The devastation came to the fore recently when police in South Africa arrested and charged a pastor and congregants for capturing and livestreaming the torture of an ‘evil’ owl. Claiming the bird was an “evil spirit,” the pastor covered the bird with “anointing oil.”
“The dastardly act was borne out of the Africanist faith belief and Africanist churches’ suspicions that owls represent witches; their feathers carry witches’ messages; and their eyes are the hooks witches use to harvest human prey. It’s backward to torture owls out of such silly beliefs,” said Lindani Mkhize, a spokesperson for South Africa police in the capital Pretoria.
In South Africa, vulture populations are vanishing too because dubious traditional spiritualists and churches hunt and kill them to use their body parts as bogus cures and exorcism tools.
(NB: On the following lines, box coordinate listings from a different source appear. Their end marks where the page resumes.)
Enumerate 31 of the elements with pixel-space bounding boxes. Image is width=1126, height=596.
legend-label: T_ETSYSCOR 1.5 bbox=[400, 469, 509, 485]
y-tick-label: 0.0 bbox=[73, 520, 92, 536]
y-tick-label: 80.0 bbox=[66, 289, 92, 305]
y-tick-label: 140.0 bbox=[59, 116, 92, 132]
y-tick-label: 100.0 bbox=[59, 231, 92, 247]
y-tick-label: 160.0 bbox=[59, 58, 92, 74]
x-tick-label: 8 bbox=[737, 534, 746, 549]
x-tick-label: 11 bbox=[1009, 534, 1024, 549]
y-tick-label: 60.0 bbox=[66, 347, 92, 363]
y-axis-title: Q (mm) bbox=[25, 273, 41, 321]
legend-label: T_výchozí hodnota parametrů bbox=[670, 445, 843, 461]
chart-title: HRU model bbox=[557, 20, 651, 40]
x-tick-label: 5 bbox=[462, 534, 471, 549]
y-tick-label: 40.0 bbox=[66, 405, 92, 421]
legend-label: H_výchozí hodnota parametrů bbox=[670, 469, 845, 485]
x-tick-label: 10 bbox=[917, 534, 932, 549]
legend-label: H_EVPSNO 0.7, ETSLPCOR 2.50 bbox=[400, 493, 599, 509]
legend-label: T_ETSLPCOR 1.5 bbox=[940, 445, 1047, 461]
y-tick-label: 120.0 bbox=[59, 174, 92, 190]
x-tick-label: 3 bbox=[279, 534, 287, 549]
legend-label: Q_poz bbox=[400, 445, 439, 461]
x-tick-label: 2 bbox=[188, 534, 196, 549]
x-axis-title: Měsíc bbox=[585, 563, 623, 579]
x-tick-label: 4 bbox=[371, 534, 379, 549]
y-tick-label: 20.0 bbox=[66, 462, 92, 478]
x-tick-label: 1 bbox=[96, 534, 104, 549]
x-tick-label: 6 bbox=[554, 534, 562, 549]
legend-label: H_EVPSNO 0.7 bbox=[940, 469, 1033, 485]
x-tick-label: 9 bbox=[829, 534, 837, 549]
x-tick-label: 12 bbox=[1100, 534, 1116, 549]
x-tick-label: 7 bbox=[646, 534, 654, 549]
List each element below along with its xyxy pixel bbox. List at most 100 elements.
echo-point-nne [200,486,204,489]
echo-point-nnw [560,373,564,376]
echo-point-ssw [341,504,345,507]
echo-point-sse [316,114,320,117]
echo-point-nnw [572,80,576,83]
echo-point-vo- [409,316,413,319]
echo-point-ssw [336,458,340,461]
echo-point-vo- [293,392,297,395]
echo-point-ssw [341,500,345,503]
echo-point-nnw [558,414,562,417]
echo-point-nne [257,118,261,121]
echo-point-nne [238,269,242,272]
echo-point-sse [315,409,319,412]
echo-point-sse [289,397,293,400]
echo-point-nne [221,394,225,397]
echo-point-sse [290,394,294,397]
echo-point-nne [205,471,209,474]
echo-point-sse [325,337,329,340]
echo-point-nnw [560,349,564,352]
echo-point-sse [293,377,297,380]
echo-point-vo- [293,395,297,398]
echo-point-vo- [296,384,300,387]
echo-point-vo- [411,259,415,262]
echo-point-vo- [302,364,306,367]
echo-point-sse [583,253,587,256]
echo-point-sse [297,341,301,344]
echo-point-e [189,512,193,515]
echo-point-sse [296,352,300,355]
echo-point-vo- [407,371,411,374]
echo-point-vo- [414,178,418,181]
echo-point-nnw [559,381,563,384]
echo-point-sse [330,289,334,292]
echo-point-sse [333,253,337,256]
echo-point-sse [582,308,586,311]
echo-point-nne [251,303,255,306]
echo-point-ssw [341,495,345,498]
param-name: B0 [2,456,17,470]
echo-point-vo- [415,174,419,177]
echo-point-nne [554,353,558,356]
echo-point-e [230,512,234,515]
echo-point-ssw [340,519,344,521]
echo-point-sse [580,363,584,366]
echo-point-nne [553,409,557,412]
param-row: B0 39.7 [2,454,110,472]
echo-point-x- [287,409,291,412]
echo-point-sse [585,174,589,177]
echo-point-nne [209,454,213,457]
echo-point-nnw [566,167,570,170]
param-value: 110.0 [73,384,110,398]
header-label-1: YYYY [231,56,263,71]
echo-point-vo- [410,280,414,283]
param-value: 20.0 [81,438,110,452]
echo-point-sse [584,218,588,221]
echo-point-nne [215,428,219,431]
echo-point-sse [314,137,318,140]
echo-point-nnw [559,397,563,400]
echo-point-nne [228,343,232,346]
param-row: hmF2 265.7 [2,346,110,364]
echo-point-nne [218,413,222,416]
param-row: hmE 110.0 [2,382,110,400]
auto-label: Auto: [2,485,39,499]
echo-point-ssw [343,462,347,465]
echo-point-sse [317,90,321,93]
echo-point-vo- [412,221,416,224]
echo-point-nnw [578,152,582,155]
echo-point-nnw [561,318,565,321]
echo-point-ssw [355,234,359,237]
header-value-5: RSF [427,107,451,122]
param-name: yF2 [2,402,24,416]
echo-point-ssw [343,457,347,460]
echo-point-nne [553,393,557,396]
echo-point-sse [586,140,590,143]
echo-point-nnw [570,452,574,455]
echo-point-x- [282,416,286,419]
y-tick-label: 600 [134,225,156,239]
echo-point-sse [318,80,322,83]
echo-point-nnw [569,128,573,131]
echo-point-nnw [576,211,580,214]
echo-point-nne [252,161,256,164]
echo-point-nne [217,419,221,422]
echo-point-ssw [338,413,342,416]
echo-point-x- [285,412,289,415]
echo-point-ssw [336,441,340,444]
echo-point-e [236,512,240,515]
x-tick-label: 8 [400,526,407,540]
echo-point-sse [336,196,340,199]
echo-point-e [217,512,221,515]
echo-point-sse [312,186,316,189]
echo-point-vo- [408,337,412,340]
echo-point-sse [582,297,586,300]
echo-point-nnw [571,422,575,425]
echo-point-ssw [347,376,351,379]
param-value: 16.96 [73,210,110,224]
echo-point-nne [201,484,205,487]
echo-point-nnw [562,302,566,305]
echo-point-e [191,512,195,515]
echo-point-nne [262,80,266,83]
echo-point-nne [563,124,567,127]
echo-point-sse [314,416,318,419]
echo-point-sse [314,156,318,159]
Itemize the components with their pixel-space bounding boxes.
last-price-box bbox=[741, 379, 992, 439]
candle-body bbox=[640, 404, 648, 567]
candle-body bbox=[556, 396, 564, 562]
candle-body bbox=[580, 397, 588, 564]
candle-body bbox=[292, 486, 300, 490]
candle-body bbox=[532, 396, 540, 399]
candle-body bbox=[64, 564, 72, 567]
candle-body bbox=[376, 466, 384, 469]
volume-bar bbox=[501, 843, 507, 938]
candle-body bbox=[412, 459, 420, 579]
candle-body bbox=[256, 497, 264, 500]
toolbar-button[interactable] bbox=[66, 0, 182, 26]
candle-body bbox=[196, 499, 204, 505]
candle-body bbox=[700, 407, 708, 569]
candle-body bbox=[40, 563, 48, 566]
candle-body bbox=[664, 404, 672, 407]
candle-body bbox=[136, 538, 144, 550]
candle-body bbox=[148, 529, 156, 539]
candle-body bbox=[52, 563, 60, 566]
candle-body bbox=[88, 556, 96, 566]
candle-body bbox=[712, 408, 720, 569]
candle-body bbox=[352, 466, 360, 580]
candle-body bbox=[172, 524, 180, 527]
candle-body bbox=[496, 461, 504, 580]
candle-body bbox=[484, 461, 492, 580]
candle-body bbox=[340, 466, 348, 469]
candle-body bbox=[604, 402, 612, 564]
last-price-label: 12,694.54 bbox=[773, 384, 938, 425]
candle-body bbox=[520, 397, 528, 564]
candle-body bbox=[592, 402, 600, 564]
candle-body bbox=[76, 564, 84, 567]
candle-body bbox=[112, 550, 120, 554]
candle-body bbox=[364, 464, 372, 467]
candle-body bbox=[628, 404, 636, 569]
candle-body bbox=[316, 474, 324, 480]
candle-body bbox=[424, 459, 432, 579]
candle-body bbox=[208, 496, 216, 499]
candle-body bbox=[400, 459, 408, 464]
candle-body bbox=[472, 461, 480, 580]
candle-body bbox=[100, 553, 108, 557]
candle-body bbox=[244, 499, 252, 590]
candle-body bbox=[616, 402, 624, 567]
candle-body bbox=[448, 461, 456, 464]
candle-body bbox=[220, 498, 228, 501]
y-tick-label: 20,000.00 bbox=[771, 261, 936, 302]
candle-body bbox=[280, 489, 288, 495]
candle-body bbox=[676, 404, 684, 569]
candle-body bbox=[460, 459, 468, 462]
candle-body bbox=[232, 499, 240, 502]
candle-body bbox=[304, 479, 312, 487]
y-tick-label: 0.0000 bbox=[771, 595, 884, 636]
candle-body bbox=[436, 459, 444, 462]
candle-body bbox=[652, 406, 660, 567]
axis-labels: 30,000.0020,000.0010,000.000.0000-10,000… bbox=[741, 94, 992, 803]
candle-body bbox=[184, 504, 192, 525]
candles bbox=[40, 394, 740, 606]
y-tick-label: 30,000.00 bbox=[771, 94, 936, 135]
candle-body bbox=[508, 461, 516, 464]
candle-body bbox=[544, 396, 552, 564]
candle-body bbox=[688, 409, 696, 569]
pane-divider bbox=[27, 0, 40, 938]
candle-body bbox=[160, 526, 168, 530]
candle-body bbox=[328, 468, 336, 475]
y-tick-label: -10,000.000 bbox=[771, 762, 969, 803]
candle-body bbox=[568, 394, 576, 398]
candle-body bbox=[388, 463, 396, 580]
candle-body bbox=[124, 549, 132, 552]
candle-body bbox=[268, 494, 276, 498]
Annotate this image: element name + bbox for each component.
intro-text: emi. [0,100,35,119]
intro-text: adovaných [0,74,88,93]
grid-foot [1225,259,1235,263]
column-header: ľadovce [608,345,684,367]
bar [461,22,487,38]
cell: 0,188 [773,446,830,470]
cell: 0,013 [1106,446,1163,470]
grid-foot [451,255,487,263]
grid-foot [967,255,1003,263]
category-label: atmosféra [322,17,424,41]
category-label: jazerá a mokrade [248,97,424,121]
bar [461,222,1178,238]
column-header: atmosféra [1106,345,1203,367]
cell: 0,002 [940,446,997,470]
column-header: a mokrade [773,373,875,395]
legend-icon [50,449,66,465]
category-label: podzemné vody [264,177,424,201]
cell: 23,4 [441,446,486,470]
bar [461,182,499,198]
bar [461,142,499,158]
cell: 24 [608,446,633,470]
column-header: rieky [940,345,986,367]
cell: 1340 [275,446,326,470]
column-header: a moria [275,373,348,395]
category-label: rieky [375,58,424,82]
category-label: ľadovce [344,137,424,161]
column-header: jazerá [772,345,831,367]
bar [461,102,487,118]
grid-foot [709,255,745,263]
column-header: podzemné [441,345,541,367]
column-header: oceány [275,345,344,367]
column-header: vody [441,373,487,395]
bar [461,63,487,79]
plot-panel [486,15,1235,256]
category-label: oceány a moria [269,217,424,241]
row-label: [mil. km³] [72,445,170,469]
There’s a lucrative underworld trade where traditional faith leaders and spiritualists pay pricey sums to the underworld harvesters of owl and vulture and leopard parts.
“It’s an evil, abusive practice that ties churches and African herbalists in South Africa.”
“It’s an evil, abusive practice that ties churches and African herbalists in South Africa,” said Bright Zanga, a Zion Christian Church priest who volunteers with the United Nations Environment Program to raise awareness among congregants of animal rights issues. “Whilst some local church faith groups kill owls for their supposed association with witchcraft, herbalists actively hunt vultures to create bogus oil, bones concoctions for sale to superstitious businesspeople and sick clients.”
South Africa, experts warn, still has one of the world’s most precious bird populations, but some vital bird species are vanishing. “Forest-dwelling bird species are disappearing from some of South Africa’s indigenous forests, with forest birds in the Eastern Cape being the most affected,” researchers warned in 2017, citing a study in Bird Conservation International that showed 28 of South Africa’s 57 forest-dwelling bird species are declining.
“It’s not only birds that are used for faith rituals,” Zanga the cleric added. “Leopards are prized by some Africanist churches in South Africa like the big Shembe church which prioritizes skinning leopard skin to use for church decoration and nobility.”
Shembe is one of the largest Africanist congregations in South Africa and has been accused of slaughtering hundreds of wild leopards.
Police in South Africa are rising to the task now, creating special divisions to crack down on organized crime, dubious pastors and traditional herbalists/spiritualists who torture and kill bird species for the lucrative trade in bird body parts.
“We are on their trail,” said Mkhize, the police spokesperson. “Our operations don’t care if it’s a deacon, bishop, prophet caught abusing owls, leopards, vultures for healing or baptism purposes. We will arrest and prosecute.”
Animal abuse in the name of church or herbalist rituals such as exorcisms or anointings will feed into organized crime in South Africa if it’s not tackled early from within the pulpit, according to Zanga, the church leader. “South Africa is a major staging post for live birds, sea life and wildlife animals and their remains going as far as China, Europe or the Americas. It’s shameful for the church to be caught up too in that circus.”